Начался нудный переговорный процесс. Как назло, связь с самого его начала пошла сбоить, из-за чего Виолетта Викторовна не преминула бросить на Сапога сердитый взгляд, как будто желая обвинить его в нестабильном интернет-соединении и заставить немедленно принять меры. О том упрямом факте, что действенных мер, которые он мог бы принять со своей стороны для улучшения качества связи, попросту не существовало, она, разумеется, догадываться не смела. Знала об этом, но не подавала виду и, стремясь публично подставить обидчика, поддерживала Виолетту в ее невербальном порицании нерадивого технического спеца также и мстительная Маша, демонстративно и нарочито громко цокавшая языком или тяжко вздыхавшая всякий раз, когда происходили даже незначительные заминки и перебои.

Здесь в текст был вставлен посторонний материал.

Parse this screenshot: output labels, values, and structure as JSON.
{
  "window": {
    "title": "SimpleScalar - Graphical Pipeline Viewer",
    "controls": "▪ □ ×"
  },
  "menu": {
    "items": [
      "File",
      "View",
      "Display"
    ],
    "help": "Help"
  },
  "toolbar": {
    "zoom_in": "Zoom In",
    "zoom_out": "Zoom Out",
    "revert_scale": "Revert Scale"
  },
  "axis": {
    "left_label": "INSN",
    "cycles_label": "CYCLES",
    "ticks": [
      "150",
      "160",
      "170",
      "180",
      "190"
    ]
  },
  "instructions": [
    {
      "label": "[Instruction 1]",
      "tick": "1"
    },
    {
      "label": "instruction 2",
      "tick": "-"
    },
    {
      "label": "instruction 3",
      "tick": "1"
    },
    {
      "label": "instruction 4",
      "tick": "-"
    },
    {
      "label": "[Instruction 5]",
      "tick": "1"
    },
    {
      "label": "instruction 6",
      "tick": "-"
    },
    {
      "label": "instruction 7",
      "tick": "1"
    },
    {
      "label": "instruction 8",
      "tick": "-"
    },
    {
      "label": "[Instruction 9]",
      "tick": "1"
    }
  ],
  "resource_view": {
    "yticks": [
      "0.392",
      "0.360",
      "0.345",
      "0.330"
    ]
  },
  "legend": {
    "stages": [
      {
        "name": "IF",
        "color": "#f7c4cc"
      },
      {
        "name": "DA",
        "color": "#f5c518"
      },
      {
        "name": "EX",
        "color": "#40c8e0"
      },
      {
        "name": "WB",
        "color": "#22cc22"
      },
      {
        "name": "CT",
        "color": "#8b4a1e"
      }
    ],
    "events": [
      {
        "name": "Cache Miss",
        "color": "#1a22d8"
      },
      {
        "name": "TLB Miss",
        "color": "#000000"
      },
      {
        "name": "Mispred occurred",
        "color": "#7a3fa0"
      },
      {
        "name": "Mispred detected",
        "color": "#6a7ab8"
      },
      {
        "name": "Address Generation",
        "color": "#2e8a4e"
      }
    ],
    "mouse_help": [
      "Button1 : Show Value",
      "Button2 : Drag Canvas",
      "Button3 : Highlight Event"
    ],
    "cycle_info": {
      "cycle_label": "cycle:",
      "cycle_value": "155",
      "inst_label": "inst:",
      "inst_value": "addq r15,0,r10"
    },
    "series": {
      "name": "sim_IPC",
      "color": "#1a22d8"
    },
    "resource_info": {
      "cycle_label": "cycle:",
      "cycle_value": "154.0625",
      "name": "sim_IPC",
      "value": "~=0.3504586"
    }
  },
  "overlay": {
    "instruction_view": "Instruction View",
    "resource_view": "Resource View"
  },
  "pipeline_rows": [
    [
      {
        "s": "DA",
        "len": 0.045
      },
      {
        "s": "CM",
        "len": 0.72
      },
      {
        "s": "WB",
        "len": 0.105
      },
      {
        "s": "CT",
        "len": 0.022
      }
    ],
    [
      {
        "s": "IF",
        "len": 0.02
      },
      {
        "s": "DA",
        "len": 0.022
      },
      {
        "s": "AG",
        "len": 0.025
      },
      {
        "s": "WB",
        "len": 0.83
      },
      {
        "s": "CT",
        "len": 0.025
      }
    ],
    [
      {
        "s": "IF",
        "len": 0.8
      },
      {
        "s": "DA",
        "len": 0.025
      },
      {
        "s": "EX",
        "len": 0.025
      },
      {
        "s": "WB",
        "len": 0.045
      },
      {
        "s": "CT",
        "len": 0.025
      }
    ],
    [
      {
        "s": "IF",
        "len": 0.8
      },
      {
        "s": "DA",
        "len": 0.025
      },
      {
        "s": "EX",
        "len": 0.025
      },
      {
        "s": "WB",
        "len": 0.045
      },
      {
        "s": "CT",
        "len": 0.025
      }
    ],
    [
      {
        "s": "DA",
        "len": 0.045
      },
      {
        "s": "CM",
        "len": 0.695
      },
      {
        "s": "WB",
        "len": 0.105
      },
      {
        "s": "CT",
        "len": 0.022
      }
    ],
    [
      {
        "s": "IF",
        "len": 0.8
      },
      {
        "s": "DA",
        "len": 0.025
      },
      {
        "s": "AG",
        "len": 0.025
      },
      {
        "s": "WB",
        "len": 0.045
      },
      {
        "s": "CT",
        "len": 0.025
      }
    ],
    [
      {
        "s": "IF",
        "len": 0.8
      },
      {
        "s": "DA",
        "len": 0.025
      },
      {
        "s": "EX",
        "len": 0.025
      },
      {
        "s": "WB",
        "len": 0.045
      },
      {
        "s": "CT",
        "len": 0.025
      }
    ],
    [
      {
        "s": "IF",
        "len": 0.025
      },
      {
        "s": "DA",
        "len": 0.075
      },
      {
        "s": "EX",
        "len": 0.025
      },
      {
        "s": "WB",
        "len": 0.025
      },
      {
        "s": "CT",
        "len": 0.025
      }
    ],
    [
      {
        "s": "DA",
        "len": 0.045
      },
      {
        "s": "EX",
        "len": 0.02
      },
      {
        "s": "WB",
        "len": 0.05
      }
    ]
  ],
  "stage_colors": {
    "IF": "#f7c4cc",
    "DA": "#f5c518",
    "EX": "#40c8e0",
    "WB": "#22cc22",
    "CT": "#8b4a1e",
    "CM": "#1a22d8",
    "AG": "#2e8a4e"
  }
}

Вслушиваться в содержание разговора, а тем более пытаться его осмыслить, чтобы дать свою оценку происходящему, Энвидий не имел ни малейшего желания. Ум его всецело занимало скорейшее воплощение в жизнь задуманной операции. В нетерпеливом ожидании ее старта Рязанов, вскоре после сигнала друга прибывший на машине к точке вылета дрона и теперь простаивавший без дела на глухой опушке, посредством мессенджера неустанно терроризировал сообщника поторапливающими сообщениями в духе: «Ну че там?», «Йеп, долго еще?», «Йеп, дура, ну че так долго?» и «Давай скорее, йеп». Сапогу же не оставалось ничего иного, как отбиваться лукавыми утверждениями, что совещание вот-вот закончится.
По прошествии примерно сорока минут от начала конференции порядком заскучал и сам Сапожников. В надежде найти себе хоть какое-то толковое занятие помимо ответов на однообразные подгоняющие «пинки» Родиона, которые тот отсылал с периодичностью где-то раз в пять минут, он огляделся вокруг себя. Придирчивый взор его тотчас привлекли нестерпимо, с его перфекционистской точки зрения, пыльные поверхности стола и экрана монитора, за которыми он сидел. Теряясь в догадках относительно того, каким образом он мог не заметить сие вопиющее обстоятельство ранее, щепетильный педант принял для себя однозначное и бесповоротное решение, что дальше так продолжаться ни в коем случае не могло, – он срочно должен был найти способ протереть от пыли временное рабочее место.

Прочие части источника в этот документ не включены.